Here, every line piped in ZDNS is sent an A query for google.com. ZDNS also supports mixing and matching both modes by piping in a comma-delimited list of name,nameServer. For example:

echo "google.com,8.8.8.8" | ./zdns A will send an A query for google.com to 8.8.8.8 regardless of what name servers are specified by --name-servers= flag. Lines that do not explicitly specify a name server will use the servers specified by the OS or --name-servers flag as would normally happen.

Querying all Nameservers

There is a feature available to perform a certain DNS query against all nameservers. For example, you might want to get the A records from all nameservers of a certain domain. To do so, you can do:

echo "google.com" | ./zdns A --all-nameservers

Multiple Lookup Modules

ZDNS supports using multiple lookup modules in a single invocation. For example, let's say you want to perform an A, AAAA, and MXLOOKUP for a set of domains and you want to perform them with iterative resolution. You will need to use the MULTIPLE module and provide a config file with the modules and module-specific flags you want to use.

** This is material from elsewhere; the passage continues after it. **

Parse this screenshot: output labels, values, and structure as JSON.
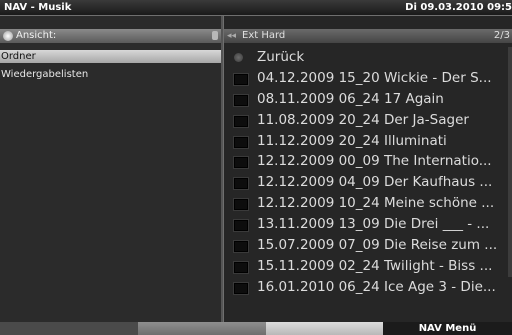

Please see ./zdns --help and ./zdns <MODULE_NAME> --help for Global and Module-specific options that can be used in the config file.

For example:

cat 1000k_domains.txt | ./zdns MULTIPLE --multi-config-file="./multiple.ini"

Where multiple.ini is a file that looks like:

; Specify Global Options here
[Application Options]
iterative=true
; List out modules and their respective module-specific options here. A module can only be listed once
[MXLOOKUP]
ipv4-lookup = true
; You can use default values and just list modules if you don't need to specify any options
[A]
[AAAA]

A sample multiple.ini file is provided in github.com/zmap/zdns/cli/multiple.ini

Running ZDNS

By default, ZDNS will operate with 1,000 light-weight go routines. If you're not careful, this will overwhelm many upstream DNS providers. We suggest that users coordinate with local network administrators before performing any scans. You can control the number of concurrent connections with the --threads and --go-processes command line arguments. Alternate name servers can be specified with --name-servers. ZDNS will rotate through these servers when making requests. We have successfully run ZDNS with tens of thousands of light-weight routines.

Unsupported Types

If zdns encounters a record type it does not support it will generate an output record with the type field set correctly and a representation of the underlying data structure in the unparsed_rr field. Do not rely on the presence or structure of this field. This field (and its existence) may change at any time as we expand support for additional record types. If you find yourself using this field, please consider submitting a pull-request adding parser support.

Benchmark for ZDNS

There is a benchmark available in benchmark/ that can be used to run ZDNS in a predictable fashion and print out some statistics about the run. This can be useful for comparing performance before and after a change to ZDNS. See more details in the benchmark README.

Contributing

If you're interested in contributing to ZDNS, see CONTRIBUTING.

Contact

License

ZDNS Copyright 2020 Regents of the University of Michigan

Licensed under the Apache License, Version 2.0 (the "License"); you may not use this file except in compliance with the License. You may obtain a copy of the License at http://www.apache.org/licenses/LICENSE-2.0

Unless required by applicable law or agreed to in writing, software distributed under the License is distributed on an "AS IS" BASIS, WITHOUT WARRANTIES OR CONDITIONS OF ANY KIND, either express or implied. See LICENSE for the specific language governing permissions and limitations under the License.